Zu den Insolvenzanträgen schreibt der Vorstand an die Belegschaft: „Dieser Schritt fällt uns schwer, insbesondere angesichts des exzellenten, aufopferungsvollen Einsatzes, den Sie für das Unternehmen in den letzten Monaten erbracht haben.“ Allein in Deutschland arbeiten laut Verdi 15.000 Menschen für Praktiker und Max Bahr.

Das Unternehmen ist nach eigenen Angaben überschuldet, kann also seine Kredite nicht mehr bedienen, und zahlungsunfähig. Wo die Insolvenzverfahren geführt werden, muss nach Angaben eines Sprechers noch geklärt werden. Die AG ist im Handelsregister in Saarbrücken eingetragen, die operativen Tochterfirmen bereits in Hamburg, wohin Praktiker im vergangenen Jahr umgezogen war.

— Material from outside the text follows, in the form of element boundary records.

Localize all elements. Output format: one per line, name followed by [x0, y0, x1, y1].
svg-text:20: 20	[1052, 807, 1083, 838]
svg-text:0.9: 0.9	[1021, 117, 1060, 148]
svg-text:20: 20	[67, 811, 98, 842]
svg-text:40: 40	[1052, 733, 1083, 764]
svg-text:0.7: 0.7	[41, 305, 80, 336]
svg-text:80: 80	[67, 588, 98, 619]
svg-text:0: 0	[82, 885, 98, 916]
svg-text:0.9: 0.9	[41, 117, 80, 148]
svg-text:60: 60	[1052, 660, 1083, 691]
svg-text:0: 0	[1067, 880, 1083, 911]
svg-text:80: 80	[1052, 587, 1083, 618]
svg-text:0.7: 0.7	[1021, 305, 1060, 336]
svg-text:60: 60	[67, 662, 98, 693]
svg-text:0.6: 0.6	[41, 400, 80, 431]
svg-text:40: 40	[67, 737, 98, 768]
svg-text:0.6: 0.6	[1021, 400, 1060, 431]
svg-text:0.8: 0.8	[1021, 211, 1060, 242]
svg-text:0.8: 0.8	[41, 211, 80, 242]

OBI hat kein Interesse an Übernahme

Der Handelsriese Tengelmann will mit seiner Baumarktkette OBI den Konkurrenten Praktiker nicht schlucken. „Wir wollen Praktiker nicht übernehmen“, sagte Tengelmann-Chef Karl-Erivan Haub am Donnerstag in Mülheim an der Ruhr.

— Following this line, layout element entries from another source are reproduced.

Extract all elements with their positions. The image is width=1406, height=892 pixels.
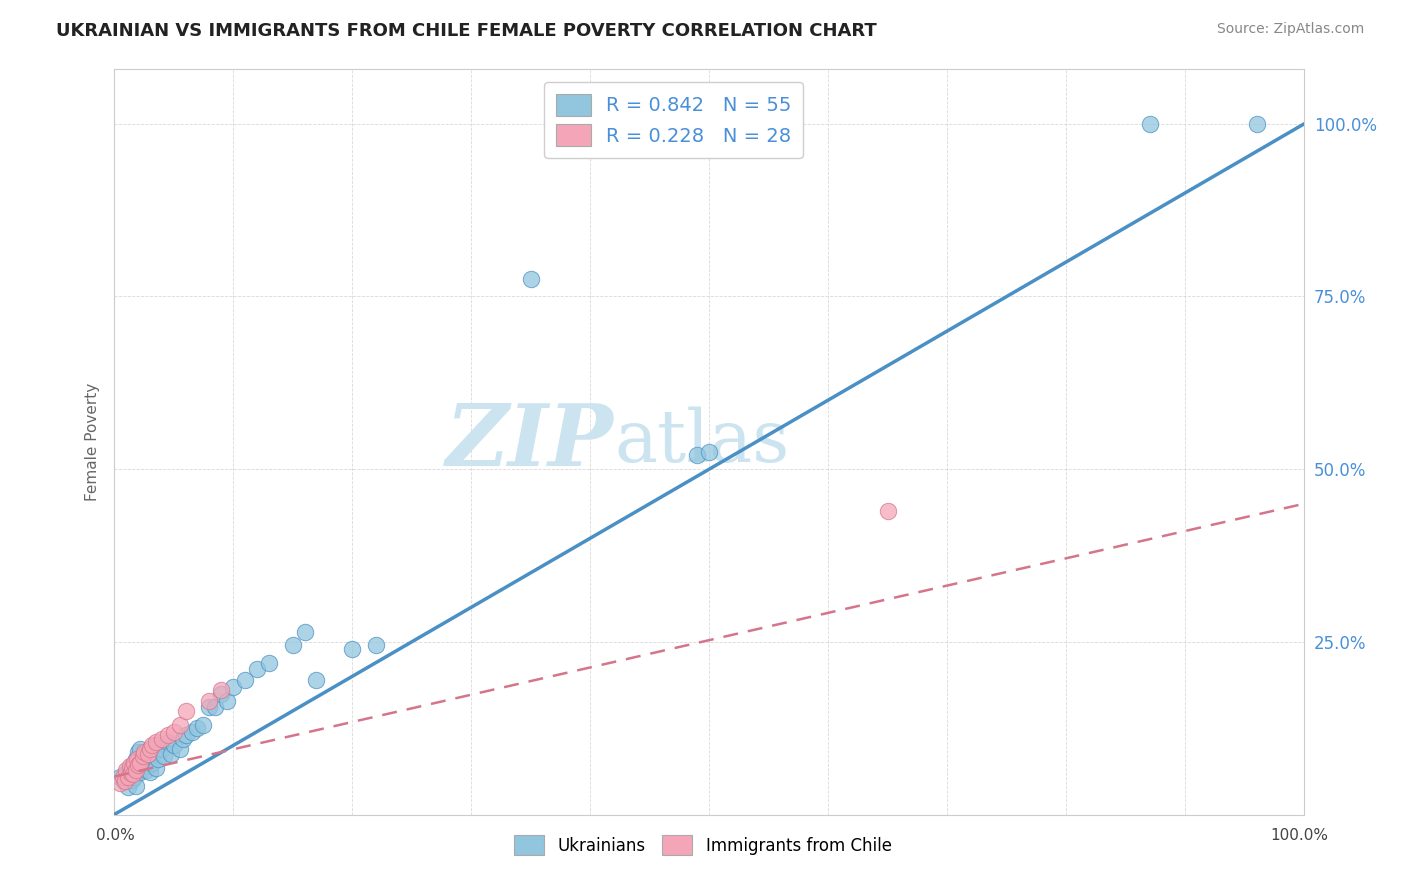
Point bbox=[233, 673, 256, 687]
Point bbox=[364, 638, 387, 652]
Point bbox=[117, 770, 139, 784]
Point bbox=[198, 700, 221, 714]
Point bbox=[127, 757, 149, 772]
Point bbox=[121, 759, 143, 773]
Point bbox=[217, 693, 239, 707]
Point bbox=[139, 742, 162, 756]
Point bbox=[145, 761, 167, 775]
Point bbox=[135, 763, 157, 777]
Y-axis label: Female Poverty: Female Poverty bbox=[86, 383, 100, 500]
Point bbox=[209, 683, 232, 698]
Point bbox=[141, 739, 163, 753]
Point bbox=[148, 752, 170, 766]
Point bbox=[174, 728, 197, 742]
Point bbox=[136, 747, 159, 761]
Point bbox=[145, 735, 167, 749]
Point bbox=[121, 772, 143, 787]
Point bbox=[139, 764, 162, 779]
Point bbox=[131, 756, 153, 770]
Point bbox=[124, 779, 146, 793]
Text: 0.0%: 0.0% bbox=[96, 829, 135, 843]
Point bbox=[1246, 117, 1268, 131]
Point bbox=[127, 745, 149, 759]
Point bbox=[156, 735, 179, 749]
Point bbox=[117, 780, 139, 794]
Legend: Ukrainians, Immigrants from Chile: Ukrainians, Immigrants from Chile bbox=[508, 829, 898, 862]
Point bbox=[108, 776, 131, 790]
Point bbox=[124, 763, 146, 777]
Point bbox=[193, 718, 215, 732]
Text: Source: ZipAtlas.com: Source: ZipAtlas.com bbox=[1216, 22, 1364, 37]
Point bbox=[697, 445, 720, 459]
Point bbox=[121, 761, 143, 775]
Point bbox=[186, 721, 208, 735]
Point bbox=[876, 503, 898, 517]
Point bbox=[294, 624, 316, 639]
Point bbox=[281, 638, 304, 652]
Point bbox=[163, 724, 186, 739]
Text: 100.0%: 100.0% bbox=[1271, 829, 1329, 843]
Point bbox=[153, 748, 176, 763]
Legend: R = 0.842   N = 55, R = 0.228   N = 28: R = 0.842 N = 55, R = 0.228 N = 28 bbox=[544, 82, 803, 158]
Point bbox=[150, 731, 173, 746]
Point bbox=[129, 756, 152, 770]
Text: atlas: atlas bbox=[614, 406, 789, 477]
Point bbox=[246, 663, 269, 677]
Point bbox=[169, 742, 191, 756]
Point bbox=[150, 742, 173, 756]
Point bbox=[174, 704, 197, 718]
Point bbox=[115, 763, 138, 777]
Point bbox=[305, 673, 328, 687]
Point bbox=[112, 774, 135, 789]
Point bbox=[118, 759, 141, 773]
Point bbox=[145, 739, 167, 753]
Point bbox=[169, 718, 191, 732]
Point bbox=[141, 756, 163, 770]
Point bbox=[686, 448, 709, 462]
Point bbox=[120, 766, 142, 780]
Point bbox=[257, 656, 280, 670]
Point bbox=[156, 728, 179, 742]
Point bbox=[114, 774, 136, 789]
Point bbox=[108, 770, 131, 784]
Point bbox=[209, 687, 232, 701]
Point bbox=[127, 761, 149, 775]
Point bbox=[172, 731, 194, 746]
Point bbox=[124, 756, 146, 770]
Point bbox=[125, 752, 148, 766]
Point bbox=[122, 767, 145, 781]
Point bbox=[198, 693, 221, 707]
Point bbox=[111, 770, 134, 784]
Point bbox=[124, 770, 146, 784]
Point bbox=[519, 272, 541, 286]
Point bbox=[136, 751, 159, 765]
Point bbox=[129, 764, 152, 779]
Point bbox=[129, 742, 152, 756]
Point bbox=[124, 752, 146, 766]
Point bbox=[132, 759, 155, 773]
Point bbox=[163, 739, 186, 753]
Point bbox=[204, 700, 226, 714]
Point bbox=[222, 680, 245, 694]
Point bbox=[115, 766, 138, 780]
Text: ZIP: ZIP bbox=[446, 400, 614, 483]
Point bbox=[132, 745, 155, 759]
Text: UKRAINIAN VS IMMIGRANTS FROM CHILE FEMALE POVERTY CORRELATION CHART: UKRAINIAN VS IMMIGRANTS FROM CHILE FEMAL… bbox=[56, 22, 877, 40]
Point bbox=[139, 742, 162, 756]
Point bbox=[118, 763, 141, 777]
Point bbox=[132, 747, 155, 761]
Point bbox=[180, 724, 202, 739]
Point bbox=[132, 748, 155, 763]
Point bbox=[160, 747, 183, 761]
Point bbox=[1139, 117, 1161, 131]
Point bbox=[142, 747, 165, 761]
Point bbox=[340, 641, 363, 656]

Interesse habe Tengelmann allenfalls an einzelnen Standorten: „Wenn etwas in unser Netzwerk passt, werden wir es machen.“ Dabei gehe aber die Qualität der einzelnen Standorte vor.

Praktiker sei Tengelmann in den vergangenen Jahren mehrfach zum Kauf angeboten worden, sagte Haub weiter. Tengelmann habe aber immer abgewunken.

„Der Drogenabhängige ist gestorben“, sagte Haub mit Blick auf Praktiker weiter. Die Rabatt-Strategie der Kette sei nicht aufgegangen: „Man muss immer mehr geben, damit man einen Kick hat.“ Die Verbraucher wollten vielmehr „ehrliche Preise“.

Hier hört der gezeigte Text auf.